• Gaumenfreuden: Viel Wind um den Nonnenberg - Bernhard Breuer zieht sich vom "Ersten Gewächs" zurück

Welt : Gaumenfreuden: Viel Wind um den Nonnenberg - Bernhard Breuer zieht sich vom "Ersten Gewächs" zurück

Ulrich Sautter

Bernhard Breuer hat sich vom geplanten "Ersten Gewächs" abgewandt. Dies teilte der Rheingauer Winzer, ein maßgeblicher Wegbereiter der Klassifizierungsdebatte, jetzt in einer persönlichen Erklärung mit. Hintergrund seines überraschenden Schrittes ist ein Gutachten des Agrarmeteorologischen Instituts des Deutschen Wetterdienstes in Geisenheim. Im Auftrag des Rheingauer Weinbauverbandes hatten die Geisenheimer Wissenschaftler einige für den Weinanbau relevante Daten zahlreicher Rheingauer Lagen ausgewertet, so die Windexposition der Reben, das Wasserhaltevermögen des Bodens und den Reifezustand des Rieslings Anfang Oktober.

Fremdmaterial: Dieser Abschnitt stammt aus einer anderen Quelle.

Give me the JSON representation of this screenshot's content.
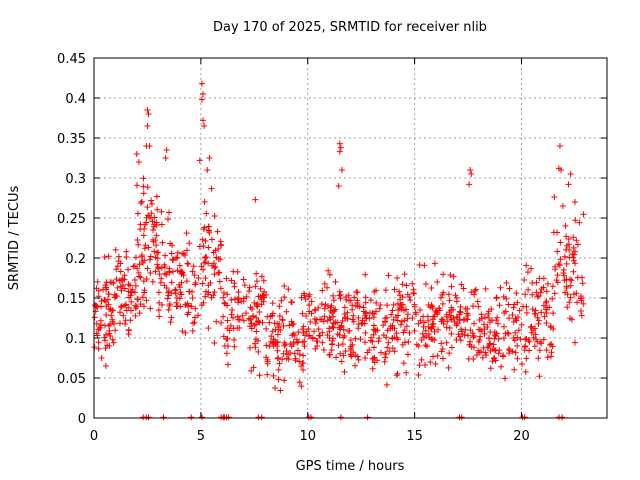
{
  "chart_data": {
    "type": "scatter",
    "title": "Day 170 of 2025, SRMTID for receiver nlib",
    "xlabel": "GPS time / hours",
    "ylabel": "SRMTID / TECUs",
    "xlim": [
      0,
      24
    ],
    "ylim": [
      0,
      0.45
    ],
    "x_ticks": [
      0,
      5,
      10,
      15,
      20
    ],
    "x_tick_labels": [
      "0",
      "5",
      "10",
      "15",
      "20"
    ],
    "y_ticks": [
      0,
      0.05,
      0.1,
      0.15,
      0.2,
      0.25,
      0.3,
      0.35,
      0.4,
      0.45
    ],
    "y_tick_labels": [
      "0",
      "0.05",
      "0.1",
      "0.15",
      "0.2",
      "0.25",
      "0.3",
      "0.35",
      "0.4",
      "0.45"
    ],
    "grid": true,
    "marker": "+",
    "series_color": "#ff0000",
    "zero_points_x": [
      2.3,
      2.45,
      2.55,
      3.25,
      4.55,
      5.05,
      5.95,
      6.05,
      6.1,
      6.2,
      6.3,
      7.7,
      7.85,
      10.05,
      10.15,
      11.55,
      12.8,
      17.1,
      17.2,
      20.05,
      20.15,
      21.75,
      21.9
    ],
    "point_density_segments": [
      {
        "x": [
          0.0,
          1.0
        ],
        "y": [
          0.04,
          0.22
        ],
        "n": 70
      },
      {
        "x": [
          1.0,
          2.0
        ],
        "y": [
          0.07,
          0.24
        ],
        "n": 60
      },
      {
        "x": [
          2.0,
          3.0
        ],
        "y": [
          0.1,
          0.33
        ],
        "n": 75
      },
      {
        "x": [
          3.0,
          4.0
        ],
        "y": [
          0.05,
          0.3
        ],
        "n": 55
      },
      {
        "x": [
          4.0,
          5.0
        ],
        "y": [
          0.08,
          0.25
        ],
        "n": 50
      },
      {
        "x": [
          5.0,
          6.0
        ],
        "y": [
          0.05,
          0.33
        ],
        "n": 60
      },
      {
        "x": [
          6.0,
          8.0
        ],
        "y": [
          0.03,
          0.22
        ],
        "n": 100
      },
      {
        "x": [
          8.0,
          10.0
        ],
        "y": [
          0.02,
          0.18
        ],
        "n": 110
      },
      {
        "x": [
          10.0,
          12.0
        ],
        "y": [
          0.04,
          0.2
        ],
        "n": 110
      },
      {
        "x": [
          12.0,
          14.0
        ],
        "y": [
          0.03,
          0.2
        ],
        "n": 110
      },
      {
        "x": [
          14.0,
          16.0
        ],
        "y": [
          0.03,
          0.21
        ],
        "n": 110
      },
      {
        "x": [
          16.0,
          18.0
        ],
        "y": [
          0.04,
          0.2
        ],
        "n": 100
      },
      {
        "x": [
          18.0,
          20.0
        ],
        "y": [
          0.04,
          0.19
        ],
        "n": 100
      },
      {
        "x": [
          20.0,
          21.5
        ],
        "y": [
          0.03,
          0.22
        ],
        "n": 80
      },
      {
        "x": [
          21.5,
          22.9
        ],
        "y": [
          0.06,
          0.3
        ],
        "n": 70
      }
    ],
    "peak_points": [
      {
        "x": 2.5,
        "y": 0.385
      },
      {
        "x": 2.55,
        "y": 0.38
      },
      {
        "x": 2.5,
        "y": 0.365
      },
      {
        "x": 2.6,
        "y": 0.34
      },
      {
        "x": 2.45,
        "y": 0.34
      },
      {
        "x": 3.4,
        "y": 0.335
      },
      {
        "x": 3.35,
        "y": 0.325
      },
      {
        "x": 2.0,
        "y": 0.33
      },
      {
        "x": 2.1,
        "y": 0.32
      },
      {
        "x": 5.05,
        "y": 0.418
      },
      {
        "x": 5.1,
        "y": 0.405
      },
      {
        "x": 5.05,
        "y": 0.398
      },
      {
        "x": 5.1,
        "y": 0.372
      },
      {
        "x": 5.15,
        "y": 0.365
      },
      {
        "x": 5.4,
        "y": 0.325
      },
      {
        "x": 5.3,
        "y": 0.31
      },
      {
        "x": 4.95,
        "y": 0.322
      },
      {
        "x": 7.55,
        "y": 0.273
      },
      {
        "x": 11.5,
        "y": 0.343
      },
      {
        "x": 11.55,
        "y": 0.338
      },
      {
        "x": 11.5,
        "y": 0.333
      },
      {
        "x": 11.6,
        "y": 0.31
      },
      {
        "x": 11.45,
        "y": 0.29
      },
      {
        "x": 17.6,
        "y": 0.31
      },
      {
        "x": 17.65,
        "y": 0.305
      },
      {
        "x": 17.55,
        "y": 0.292
      },
      {
        "x": 21.8,
        "y": 0.34
      },
      {
        "x": 21.75,
        "y": 0.312
      },
      {
        "x": 21.85,
        "y": 0.31
      },
      {
        "x": 22.3,
        "y": 0.305
      },
      {
        "x": 22.2,
        "y": 0.292
      },
      {
        "x": 22.5,
        "y": 0.27
      }
    ]
  }
}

Die jetzt vorgestellten Ergebnisse, die nach dem Willen der hessischen Landesregierung einer gesetzlichen Verankerung des "Ersten Gewächses" den Weg bahnen sollen, verneinen beispielsweise für einen großen Teil des Breuerschen Besitzes im Rauenthaler Nonnenberg die privilegierte Lage. Andererseits, sagt Breuer, bezeichne die Studie zahlreiche flache, flussnahe Lagen mit sandigen Lehmböden als klassifizierungswürdig. Dies betreffe auch Lagen, die in der Geschichte des Rheingauer Weinbaus noch niemals als überdurchschnittlich wertvoll angesehen worden seien. Aus diesem Grund werde er für alle seine Weine auf die Bezeichnung "Erstes Gewächs" verzichten - und das, obwohl die geplante, etwas undurchsichtige Regelung ihm diese Bezeichnung offenbar auch für die beanstandeten Parzellen des Nonnenbergs durchaus ermöglichen würde.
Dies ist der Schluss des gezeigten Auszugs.